An advanced post-training quantization toolkit for LLMs and VLMs by Intel, leveraging SignRound optimization to support 2–4 bit weight quantization and automatic mixed-precision scheme generation across Intel CPU/GPU, NVIDIA GPU, and Habana Gaudi.
AutoRound is an Intel-maintained post-training quantization toolkit for Large Language Models (LLMs) and Vision-Language Models (VLMs). Its core algorithm, SignRound, leverages SignSGD to optimize rounding decisions and weight clipping in approximately 200 steps, merging the advantages of Quantization-Aware Training (QAT) and Post-Training Quantization (PTQ) without introducing extra inference overhead. SignRoundV1 reports average zero-shot accuracy improvements of 6.91%–33.22% at 2-bit weight quantization.
The project supports a rich set of quantization data type combinations: W2A16, W3A16, W4A16, W8A16, W4A4 (research stage), NVFP4, MXFP4, Block-wise FP8, W8A8, etc., with export to five formats: AutoRound native, AutoAWQ, AutoGPTQ, GGUF, and LLM-Compressor. SignRoundV2 further introduces a fast sensitivity metric combining gradient information and quantization bias for layer-wise bit allocation, plus lightweight quantization scale pre-tuning search.
The AutoScheme feature can automatically generate layer-wise mixed-bit/data-type quantization plans within minutes (extra memory overhead ~1.1–1.5× the BF16 model size), with support for per-layer customization via layer_config. On the engineering side, a 7B model completes W4A16 quantization in ~10 minutes on a single GPU, with three preset schemes (auto-round / auto-round-best / auto-round-light) covering different accuracy-speed tradeoffs.

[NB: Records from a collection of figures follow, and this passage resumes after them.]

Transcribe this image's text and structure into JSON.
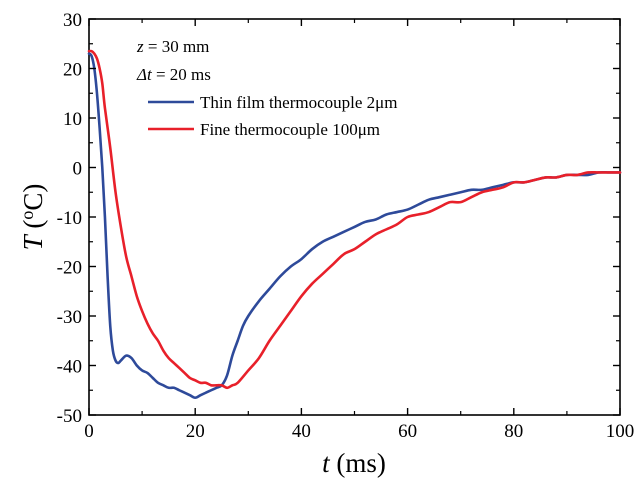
{
  "chart_data": {
    "type": "line",
    "xlabel": {
      "var": "t",
      "unit": " (ms)"
    },
    "ylabel": {
      "var": "T",
      "unit_open": " (",
      "unit_sup": "o",
      "unit_rest": "C)"
    },
    "xlim": [
      0,
      100
    ],
    "ylim": [
      -50,
      30
    ],
    "xticks": [
      0,
      20,
      40,
      60,
      80,
      100
    ],
    "yticks": [
      -50,
      -40,
      -30,
      -20,
      -10,
      0,
      10,
      20,
      30
    ],
    "grid": false,
    "annotations": [
      {
        "var": "z",
        "rest": " = 30 mm"
      },
      {
        "var": "Δt",
        "rest": " = 20 ms"
      }
    ],
    "legend_position": "top-left",
    "series": [
      {
        "name": "Thin film thermocouple 2μm",
        "color": "#2e4a9a",
        "x": [
          0,
          0.5,
          1,
          1.5,
          2,
          2.5,
          3,
          3.5,
          4,
          4.5,
          5,
          5.5,
          6,
          7,
          8,
          9,
          10,
          11,
          12,
          13,
          14,
          15,
          16,
          17,
          18,
          19,
          20,
          21,
          22,
          23,
          24,
          25,
          26,
          27,
          28,
          29,
          30,
          32,
          34,
          36,
          38,
          40,
          42,
          44,
          46,
          48,
          50,
          52,
          54,
          56,
          58,
          60,
          62,
          64,
          66,
          68,
          70,
          72,
          74,
          76,
          78,
          80,
          82,
          84,
          86,
          88,
          90,
          92,
          94,
          96,
          98,
          100
        ],
        "y": [
          23,
          22.5,
          20,
          15,
          8,
          0,
          -10,
          -22,
          -32,
          -37,
          -39,
          -39.5,
          -39,
          -38,
          -38.5,
          -40,
          -41,
          -41.5,
          -42.5,
          -43.5,
          -44,
          -44.5,
          -44.5,
          -45,
          -45.5,
          -46,
          -46.5,
          -46,
          -45.5,
          -45,
          -44.5,
          -44,
          -42,
          -38,
          -35,
          -32,
          -30,
          -27,
          -24.5,
          -22,
          -20,
          -18.5,
          -16.5,
          -15,
          -14,
          -13,
          -12,
          -11,
          -10.5,
          -9.5,
          -9,
          -8.5,
          -7.5,
          -6.5,
          -6,
          -5.5,
          -5,
          -4.5,
          -4.5,
          -4,
          -3.5,
          -3,
          -3,
          -2.5,
          -2,
          -2,
          -1.5,
          -1.5,
          -1.5,
          -1,
          -1,
          -1
        ]
      },
      {
        "name": "Fine thermocouple 100μm",
        "color": "#e8202a",
        "x": [
          0,
          0.5,
          1,
          1.5,
          2,
          2.5,
          3,
          4,
          5,
          6,
          7,
          8,
          9,
          10,
          11,
          12,
          13,
          14,
          15,
          16,
          17,
          18,
          19,
          20,
          21,
          22,
          23,
          24,
          25,
          26,
          27,
          28,
          30,
          32,
          34,
          36,
          38,
          40,
          42,
          44,
          46,
          48,
          50,
          52,
          54,
          56,
          58,
          60,
          62,
          64,
          66,
          68,
          70,
          72,
          74,
          76,
          78,
          80,
          82,
          84,
          86,
          88,
          90,
          92,
          94,
          96,
          98,
          100
        ],
        "y": [
          23.5,
          23.5,
          23,
          22,
          20,
          17,
          12,
          4,
          -5,
          -12,
          -18,
          -22,
          -26,
          -29,
          -31.5,
          -33.5,
          -35,
          -37,
          -38.5,
          -39.5,
          -40.5,
          -41.5,
          -42.5,
          -43,
          -43.5,
          -43.5,
          -44,
          -44,
          -44,
          -44.5,
          -44,
          -43.5,
          -41,
          -38.5,
          -35,
          -32,
          -29,
          -26,
          -23.5,
          -21.5,
          -19.5,
          -17.5,
          -16.5,
          -15,
          -13.5,
          -12.5,
          -11.5,
          -10,
          -9.5,
          -9,
          -8,
          -7,
          -7,
          -6,
          -5,
          -4.5,
          -4,
          -3,
          -3,
          -2.5,
          -2,
          -2,
          -1.5,
          -1.5,
          -1,
          -1,
          -1,
          -1
        ]
      }
    ]
  }
}
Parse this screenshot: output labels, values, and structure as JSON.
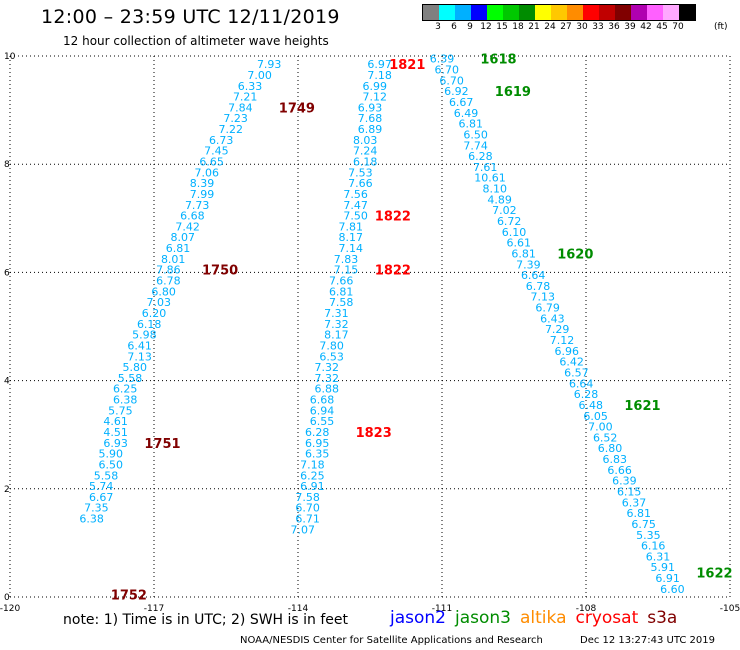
{
  "header": {
    "title": "12:00 – 23:59 UTC 12/11/2019",
    "subtitle": "12 hour collection of altimeter wave heights"
  },
  "legend": {
    "levels": [
      "3",
      "6",
      "9",
      "12",
      "15",
      "18",
      "21",
      "24",
      "27",
      "30",
      "33",
      "36",
      "39",
      "42",
      "45",
      "70"
    ],
    "unit": "(ft)",
    "colors": [
      "#808080",
      "#00ffff",
      "#00b0ff",
      "#0000ff",
      "#00ff00",
      "#00c800",
      "#008c00",
      "#ffff00",
      "#ffc800",
      "#ff8c00",
      "#ff0000",
      "#c00000",
      "#800000",
      "#b000b0",
      "#ff60ff",
      "#ffa8ff",
      "#000000"
    ]
  },
  "footer": {
    "note": "note: 1) Time is in UTC; 2) SWH is in feet",
    "missions": [
      {
        "name": "jason2",
        "color": "#0000ff"
      },
      {
        "name": "jason3",
        "color": "#008c00"
      },
      {
        "name": "altika",
        "color": "#ff8c00"
      },
      {
        "name": "cryosat",
        "color": "#ff0000"
      },
      {
        "name": "s3a",
        "color": "#800000"
      }
    ],
    "credit": "NOAA/NESDIS Center for Satellite Applications and Research",
    "timestamp": "Dec 12 13:27:43 UTC 2019"
  },
  "chart_data": {
    "type": "scatter",
    "title": "12:00 – 23:59 UTC 12/11/2019",
    "xlim": [
      -120,
      -105
    ],
    "ylim": [
      0,
      10
    ],
    "xticks": [
      "-120",
      "-117",
      "-114",
      "-111",
      "-108",
      "-105"
    ],
    "yticks": [
      "0",
      "2",
      "4",
      "6",
      "8",
      "10"
    ],
    "grid": true,
    "value_color": "#00b0ff",
    "series": [
      {
        "name": "s3a",
        "color": "#800000",
        "points": [
          {
            "x": -114.6,
            "y": 9.85,
            "v": "7.93"
          },
          {
            "x": -114.8,
            "y": 9.65,
            "v": "7.00"
          },
          {
            "x": -115.0,
            "y": 9.45,
            "v": "6.33"
          },
          {
            "x": -115.1,
            "y": 9.25,
            "v": "7.21"
          },
          {
            "x": -115.2,
            "y": 9.05,
            "v": "7.84"
          },
          {
            "x": -115.3,
            "y": 8.85,
            "v": "7.23"
          },
          {
            "x": -115.4,
            "y": 8.65,
            "v": "7.22"
          },
          {
            "x": -115.6,
            "y": 8.45,
            "v": "6.73"
          },
          {
            "x": -115.7,
            "y": 8.25,
            "v": "7.45"
          },
          {
            "x": -115.8,
            "y": 8.05,
            "v": "6.65"
          },
          {
            "x": -115.9,
            "y": 7.85,
            "v": "7.06"
          },
          {
            "x": -116.0,
            "y": 7.65,
            "v": "8.39"
          },
          {
            "x": -116.0,
            "y": 7.45,
            "v": "7.99"
          },
          {
            "x": -116.1,
            "y": 7.25,
            "v": "7.73"
          },
          {
            "x": -116.2,
            "y": 7.05,
            "v": "6.68"
          },
          {
            "x": -116.3,
            "y": 6.85,
            "v": "7.42"
          },
          {
            "x": -116.4,
            "y": 6.65,
            "v": "8.07"
          },
          {
            "x": -116.5,
            "y": 6.45,
            "v": "6.81"
          },
          {
            "x": -116.6,
            "y": 6.25,
            "v": "8.01"
          },
          {
            "x": -116.7,
            "y": 6.05,
            "v": "7.86"
          },
          {
            "x": -116.7,
            "y": 5.85,
            "v": "6.78"
          },
          {
            "x": -116.8,
            "y": 5.65,
            "v": "6.80"
          },
          {
            "x": -116.9,
            "y": 5.45,
            "v": "7.03"
          },
          {
            "x": -117.0,
            "y": 5.25,
            "v": "6.20"
          },
          {
            "x": -117.1,
            "y": 5.05,
            "v": "6.18"
          },
          {
            "x": -117.2,
            "y": 4.85,
            "v": "5.98"
          },
          {
            "x": -117.3,
            "y": 4.65,
            "v": "6.41"
          },
          {
            "x": -117.3,
            "y": 4.45,
            "v": "7.13"
          },
          {
            "x": -117.4,
            "y": 4.25,
            "v": "5.80"
          },
          {
            "x": -117.5,
            "y": 4.05,
            "v": "5.58"
          },
          {
            "x": -117.6,
            "y": 3.85,
            "v": "6.25"
          },
          {
            "x": -117.6,
            "y": 3.65,
            "v": "6.38"
          },
          {
            "x": -117.7,
            "y": 3.45,
            "v": "5.75"
          },
          {
            "x": -117.8,
            "y": 3.25,
            "v": "4.61"
          },
          {
            "x": -117.8,
            "y": 3.05,
            "v": "4.51"
          },
          {
            "x": -117.8,
            "y": 2.85,
            "v": "6.93"
          },
          {
            "x": -117.9,
            "y": 2.65,
            "v": "5.90"
          },
          {
            "x": -117.9,
            "y": 2.45,
            "v": "6.50"
          },
          {
            "x": -118.0,
            "y": 2.25,
            "v": "5.58"
          },
          {
            "x": -118.1,
            "y": 2.05,
            "v": "5.74"
          },
          {
            "x": -118.1,
            "y": 1.85,
            "v": "6.67"
          },
          {
            "x": -118.2,
            "y": 1.65,
            "v": "7.35"
          },
          {
            "x": -118.3,
            "y": 1.45,
            "v": "6.38"
          }
        ]
      },
      {
        "name": "cryosat",
        "color": "#ff0000",
        "points": [
          {
            "x": -112.3,
            "y": 9.85,
            "v": "6.97"
          },
          {
            "x": -112.3,
            "y": 9.65,
            "v": "7.18"
          },
          {
            "x": -112.4,
            "y": 9.45,
            "v": "6.99"
          },
          {
            "x": -112.4,
            "y": 9.25,
            "v": "7.12"
          },
          {
            "x": -112.5,
            "y": 9.05,
            "v": "6.93"
          },
          {
            "x": -112.5,
            "y": 8.85,
            "v": "7.68"
          },
          {
            "x": -112.5,
            "y": 8.65,
            "v": "6.89"
          },
          {
            "x": -112.6,
            "y": 8.45,
            "v": "8.03"
          },
          {
            "x": -112.6,
            "y": 8.25,
            "v": "7.24"
          },
          {
            "x": -112.6,
            "y": 8.05,
            "v": "6.18"
          },
          {
            "x": -112.7,
            "y": 7.85,
            "v": "7.53"
          },
          {
            "x": -112.7,
            "y": 7.65,
            "v": "7.66"
          },
          {
            "x": -112.8,
            "y": 7.45,
            "v": "7.56"
          },
          {
            "x": -112.8,
            "y": 7.25,
            "v": "7.47"
          },
          {
            "x": -112.8,
            "y": 7.05,
            "v": "7.50"
          },
          {
            "x": -112.9,
            "y": 6.85,
            "v": "7.81"
          },
          {
            "x": -112.9,
            "y": 6.65,
            "v": "8.17"
          },
          {
            "x": -112.9,
            "y": 6.45,
            "v": "7.14"
          },
          {
            "x": -113.0,
            "y": 6.25,
            "v": "7.83"
          },
          {
            "x": -113.0,
            "y": 6.05,
            "v": "7.15"
          },
          {
            "x": -113.1,
            "y": 5.85,
            "v": "7.66"
          },
          {
            "x": -113.1,
            "y": 5.65,
            "v": "6.81"
          },
          {
            "x": -113.1,
            "y": 5.45,
            "v": "7.58"
          },
          {
            "x": -113.2,
            "y": 5.25,
            "v": "7.31"
          },
          {
            "x": -113.2,
            "y": 5.05,
            "v": "7.32"
          },
          {
            "x": -113.2,
            "y": 4.85,
            "v": "8.17"
          },
          {
            "x": -113.3,
            "y": 4.65,
            "v": "7.80"
          },
          {
            "x": -113.3,
            "y": 4.45,
            "v": "6.53"
          },
          {
            "x": -113.4,
            "y": 4.25,
            "v": "7.32"
          },
          {
            "x": -113.4,
            "y": 4.05,
            "v": "7.32"
          },
          {
            "x": -113.4,
            "y": 3.85,
            "v": "6.88"
          },
          {
            "x": -113.5,
            "y": 3.65,
            "v": "6.68"
          },
          {
            "x": -113.5,
            "y": 3.45,
            "v": "6.94"
          },
          {
            "x": -113.5,
            "y": 3.25,
            "v": "6.55"
          },
          {
            "x": -113.6,
            "y": 3.05,
            "v": "6.28"
          },
          {
            "x": -113.6,
            "y": 2.85,
            "v": "6.95"
          },
          {
            "x": -113.6,
            "y": 2.65,
            "v": "6.35"
          },
          {
            "x": -113.7,
            "y": 2.45,
            "v": "7.18"
          },
          {
            "x": -113.7,
            "y": 2.25,
            "v": "6.25"
          },
          {
            "x": -113.7,
            "y": 2.05,
            "v": "6.91"
          },
          {
            "x": -113.8,
            "y": 1.85,
            "v": "7.58"
          },
          {
            "x": -113.8,
            "y": 1.65,
            "v": "6.70"
          },
          {
            "x": -113.8,
            "y": 1.45,
            "v": "6.71"
          },
          {
            "x": -113.9,
            "y": 1.25,
            "v": "7.07"
          }
        ]
      },
      {
        "name": "jason3",
        "color": "#008c00",
        "points": [
          {
            "x": -111.0,
            "y": 9.95,
            "v": "6.39"
          },
          {
            "x": -110.9,
            "y": 9.75,
            "v": "6.70"
          },
          {
            "x": -110.8,
            "y": 9.55,
            "v": "6.70"
          },
          {
            "x": -110.7,
            "y": 9.35,
            "v": "6.92"
          },
          {
            "x": -110.6,
            "y": 9.15,
            "v": "6.67"
          },
          {
            "x": -110.5,
            "y": 8.95,
            "v": "6.49"
          },
          {
            "x": -110.4,
            "y": 8.75,
            "v": "6.81"
          },
          {
            "x": -110.3,
            "y": 8.55,
            "v": "6.50"
          },
          {
            "x": -110.3,
            "y": 8.35,
            "v": "7.74"
          },
          {
            "x": -110.2,
            "y": 8.15,
            "v": "6.28"
          },
          {
            "x": -110.1,
            "y": 7.95,
            "v": "7.61"
          },
          {
            "x": -110.0,
            "y": 7.75,
            "v": "10.61"
          },
          {
            "x": -109.9,
            "y": 7.55,
            "v": "8.10"
          },
          {
            "x": -109.8,
            "y": 7.35,
            "v": "4.89"
          },
          {
            "x": -109.7,
            "y": 7.15,
            "v": "7.02"
          },
          {
            "x": -109.6,
            "y": 6.95,
            "v": "6.72"
          },
          {
            "x": -109.5,
            "y": 6.75,
            "v": "6.10"
          },
          {
            "x": -109.4,
            "y": 6.55,
            "v": "6.61"
          },
          {
            "x": -109.3,
            "y": 6.35,
            "v": "6.81"
          },
          {
            "x": -109.2,
            "y": 6.15,
            "v": "7.39"
          },
          {
            "x": -109.1,
            "y": 5.95,
            "v": "6.64"
          },
          {
            "x": -109.0,
            "y": 5.75,
            "v": "6.78"
          },
          {
            "x": -108.9,
            "y": 5.55,
            "v": "7.13"
          },
          {
            "x": -108.8,
            "y": 5.35,
            "v": "6.79"
          },
          {
            "x": -108.7,
            "y": 5.15,
            "v": "6.43"
          },
          {
            "x": -108.6,
            "y": 4.95,
            "v": "7.29"
          },
          {
            "x": -108.5,
            "y": 4.75,
            "v": "7.12"
          },
          {
            "x": -108.4,
            "y": 4.55,
            "v": "6.96"
          },
          {
            "x": -108.3,
            "y": 4.35,
            "v": "6.42"
          },
          {
            "x": -108.2,
            "y": 4.15,
            "v": "6.57"
          },
          {
            "x": -108.1,
            "y": 3.95,
            "v": "6.64"
          },
          {
            "x": -108.0,
            "y": 3.75,
            "v": "6.28"
          },
          {
            "x": -107.9,
            "y": 3.55,
            "v": "6.48"
          },
          {
            "x": -107.8,
            "y": 3.35,
            "v": "6.05"
          },
          {
            "x": -107.7,
            "y": 3.15,
            "v": "7.00"
          },
          {
            "x": -107.6,
            "y": 2.95,
            "v": "6.52"
          },
          {
            "x": -107.5,
            "y": 2.75,
            "v": "6.80"
          },
          {
            "x": -107.4,
            "y": 2.55,
            "v": "6.83"
          },
          {
            "x": -107.3,
            "y": 2.35,
            "v": "6.66"
          },
          {
            "x": -107.2,
            "y": 2.15,
            "v": "6.39"
          },
          {
            "x": -107.1,
            "y": 1.95,
            "v": "6.15"
          },
          {
            "x": -107.0,
            "y": 1.75,
            "v": "6.37"
          },
          {
            "x": -106.9,
            "y": 1.55,
            "v": "6.81"
          },
          {
            "x": -106.8,
            "y": 1.35,
            "v": "6.75"
          },
          {
            "x": -106.7,
            "y": 1.15,
            "v": "5.35"
          },
          {
            "x": -106.6,
            "y": 0.95,
            "v": "6.16"
          },
          {
            "x": -106.5,
            "y": 0.75,
            "v": "6.31"
          },
          {
            "x": -106.4,
            "y": 0.55,
            "v": "5.91"
          },
          {
            "x": -106.3,
            "y": 0.35,
            "v": "6.91"
          },
          {
            "x": -106.2,
            "y": 0.15,
            "v": "6.60"
          }
        ]
      }
    ],
    "time_labels": [
      {
        "text": "1749",
        "x": -114.4,
        "y": 9.05,
        "color": "#800000"
      },
      {
        "text": "1750",
        "x": -116.0,
        "y": 6.05,
        "color": "#800000"
      },
      {
        "text": "1751",
        "x": -117.2,
        "y": 2.85,
        "color": "#800000"
      },
      {
        "text": "1752",
        "x": -117.9,
        "y": 0.05,
        "color": "#800000"
      },
      {
        "text": "1821",
        "x": -112.1,
        "y": 9.85,
        "color": "#ff0000"
      },
      {
        "text": "1822",
        "x": -112.4,
        "y": 7.05,
        "color": "#ff0000"
      },
      {
        "text": "1822",
        "x": -112.4,
        "y": 6.05,
        "color": "#ff0000"
      },
      {
        "text": "1823",
        "x": -112.8,
        "y": 3.05,
        "color": "#ff0000"
      },
      {
        "text": "1618",
        "x": -110.2,
        "y": 9.95,
        "color": "#008c00"
      },
      {
        "text": "1619",
        "x": -109.9,
        "y": 9.35,
        "color": "#008c00"
      },
      {
        "text": "1620",
        "x": -108.6,
        "y": 6.35,
        "color": "#008c00"
      },
      {
        "text": "1621",
        "x": -107.2,
        "y": 3.55,
        "color": "#008c00"
      },
      {
        "text": "1622",
        "x": -105.7,
        "y": 0.45,
        "color": "#008c00"
      }
    ]
  }
}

Quantized models can be loaded directly in Transformers, vLLM, SGLang, and other mainstream inference frameworks without code modifications. The same quantization pipeline adapts to multiple hardware backends: Intel Xeon CPU, Intel GPU (XPU), NVIDIA GPU (CUDA), and Habana Gaudi (HPU). Additionally, it supports 10+ VLM models out-of-the-box, Multi-Token Prediction (MTP) layer quantization, and switching between HuggingFace and ModelScope model sources via environment variable.
The underlying CUDA quantization kernels reuse open-source libraries including AutoGPTQ, AutoAWQ, GPTQModel, Triton, Marlin, and ExLLaMAV2. The academic foundation includes the SignRoundV1 paper (EMNLP 2024 Findings) and the subsequent SignRoundV2 paper.